Picture this. You do or don everything that makes you feel good. You hit the town with a forceful vengeance and shitload of positive vibing girlfriends. The women around you in your community all throw out compliments and instigate well meaning conversations. You exchange tips and ideas and you celebrate what it means to be the incredible, flowing, all-jiving, absolute pillar of exquisiteness that you are. You make a ton of new friends. You learn new things, gain insight, broaden your horizons, and fill up your calendar and phone book. You come home high as giraffe pussy on that collective camaraderie.

How fucking rad, right?

But most women aren’t like this. Most women are not involved in the kind of community where this type of evening is a likely event. I can’t speak for everyone else, but as far as female strangers go, I notice that a lot, certainly not all, but a lot, of them tend to be very concerned with how we view their looks and their boyfriends. They can turn most anything into a threat against them and their raging insecurity could go flying off the handle like spittle in a cat fight.

So here’s what you do: You partake in a serious pep rally for your team.

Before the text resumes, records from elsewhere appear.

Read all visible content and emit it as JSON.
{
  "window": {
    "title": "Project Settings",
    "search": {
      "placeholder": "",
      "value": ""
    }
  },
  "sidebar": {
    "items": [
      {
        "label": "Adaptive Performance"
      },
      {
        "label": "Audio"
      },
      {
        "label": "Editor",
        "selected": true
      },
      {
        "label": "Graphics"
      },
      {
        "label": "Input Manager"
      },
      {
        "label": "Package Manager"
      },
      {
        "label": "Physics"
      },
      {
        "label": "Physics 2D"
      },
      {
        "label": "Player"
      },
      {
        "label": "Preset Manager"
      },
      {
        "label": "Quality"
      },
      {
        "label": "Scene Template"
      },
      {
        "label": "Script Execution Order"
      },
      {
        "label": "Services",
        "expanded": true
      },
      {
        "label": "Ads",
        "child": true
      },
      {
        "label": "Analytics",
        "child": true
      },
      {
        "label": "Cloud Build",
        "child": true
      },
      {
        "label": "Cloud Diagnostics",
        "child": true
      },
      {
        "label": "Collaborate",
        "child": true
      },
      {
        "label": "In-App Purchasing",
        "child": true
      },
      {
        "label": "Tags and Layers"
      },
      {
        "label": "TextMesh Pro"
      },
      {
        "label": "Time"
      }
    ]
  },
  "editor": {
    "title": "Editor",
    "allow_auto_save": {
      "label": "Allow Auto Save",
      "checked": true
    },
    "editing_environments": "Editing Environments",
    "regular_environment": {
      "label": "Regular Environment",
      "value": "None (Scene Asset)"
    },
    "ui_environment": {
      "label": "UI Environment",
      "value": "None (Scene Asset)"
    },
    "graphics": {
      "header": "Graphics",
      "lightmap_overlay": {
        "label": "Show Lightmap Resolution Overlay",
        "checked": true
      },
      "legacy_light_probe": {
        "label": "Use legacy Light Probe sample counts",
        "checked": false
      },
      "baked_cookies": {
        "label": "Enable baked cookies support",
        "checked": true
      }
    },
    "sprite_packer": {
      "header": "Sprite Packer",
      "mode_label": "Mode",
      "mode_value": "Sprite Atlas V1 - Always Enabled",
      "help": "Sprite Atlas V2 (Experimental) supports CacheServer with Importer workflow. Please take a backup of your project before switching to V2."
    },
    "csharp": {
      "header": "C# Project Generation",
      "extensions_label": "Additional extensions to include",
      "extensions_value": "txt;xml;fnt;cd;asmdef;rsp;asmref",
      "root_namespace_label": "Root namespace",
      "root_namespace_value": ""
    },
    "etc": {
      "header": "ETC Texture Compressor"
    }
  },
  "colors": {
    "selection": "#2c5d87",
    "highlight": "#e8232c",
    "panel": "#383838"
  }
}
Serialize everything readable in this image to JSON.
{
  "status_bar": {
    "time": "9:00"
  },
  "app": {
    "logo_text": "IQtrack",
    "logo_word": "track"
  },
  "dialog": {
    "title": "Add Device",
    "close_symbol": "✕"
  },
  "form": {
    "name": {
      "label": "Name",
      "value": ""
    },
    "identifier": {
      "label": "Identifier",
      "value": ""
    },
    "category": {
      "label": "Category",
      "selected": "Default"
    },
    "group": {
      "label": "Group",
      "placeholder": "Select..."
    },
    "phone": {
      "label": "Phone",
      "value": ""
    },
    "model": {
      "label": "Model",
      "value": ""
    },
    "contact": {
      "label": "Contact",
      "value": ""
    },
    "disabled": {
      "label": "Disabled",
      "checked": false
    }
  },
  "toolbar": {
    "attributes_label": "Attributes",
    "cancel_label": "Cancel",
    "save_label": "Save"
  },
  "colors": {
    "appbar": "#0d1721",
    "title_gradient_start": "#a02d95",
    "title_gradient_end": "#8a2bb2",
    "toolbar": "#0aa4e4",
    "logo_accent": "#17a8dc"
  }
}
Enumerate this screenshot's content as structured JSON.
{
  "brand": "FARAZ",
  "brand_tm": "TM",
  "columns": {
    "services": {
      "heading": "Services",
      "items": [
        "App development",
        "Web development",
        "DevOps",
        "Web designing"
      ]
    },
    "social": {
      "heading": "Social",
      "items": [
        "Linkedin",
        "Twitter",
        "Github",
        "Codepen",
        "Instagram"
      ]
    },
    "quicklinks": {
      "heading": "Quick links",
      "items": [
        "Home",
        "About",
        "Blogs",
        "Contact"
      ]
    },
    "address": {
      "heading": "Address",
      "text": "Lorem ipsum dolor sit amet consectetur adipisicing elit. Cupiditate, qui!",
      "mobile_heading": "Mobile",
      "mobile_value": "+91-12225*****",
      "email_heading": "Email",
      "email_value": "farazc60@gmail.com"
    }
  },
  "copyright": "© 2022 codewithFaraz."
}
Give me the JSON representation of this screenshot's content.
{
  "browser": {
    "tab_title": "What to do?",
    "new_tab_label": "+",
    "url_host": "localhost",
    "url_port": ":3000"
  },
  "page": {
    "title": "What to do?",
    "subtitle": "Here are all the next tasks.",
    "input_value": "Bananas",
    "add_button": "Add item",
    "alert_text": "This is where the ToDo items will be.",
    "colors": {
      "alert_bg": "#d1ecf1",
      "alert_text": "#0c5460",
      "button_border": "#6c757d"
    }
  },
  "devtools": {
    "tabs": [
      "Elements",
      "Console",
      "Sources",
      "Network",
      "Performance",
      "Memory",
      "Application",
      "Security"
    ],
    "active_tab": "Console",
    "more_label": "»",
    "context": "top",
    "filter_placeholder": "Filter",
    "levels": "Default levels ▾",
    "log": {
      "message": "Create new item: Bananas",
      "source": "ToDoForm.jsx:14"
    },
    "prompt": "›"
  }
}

This means your outstretched hand, your shoulder, your ear, your mind and your brain open to your whole team at all times. Send out WAVES of positive energy in the forms of facial expressions, body language, conversation, commiseration and celebration. Be positive and give positive to your team. Thwart the negative, opposing team with the use of your super sharp enlightenment sword. Talk to strangers but don’t necessarily eat their candy. (Self-preservation is a whole ‘notha chapter.) I could just squeal and explode with the enthusiasm of a five-year-old and sugar to think about this kind of community. This is the place I want to be. This is the place I’m willing to work toward.

-Calamity Jill, wholly & completely inspired by Inga Muscio and the gal I saw driving in Santa Ana with the peace sign decals and the license plate frame that said, not a hippie, just a decent human being.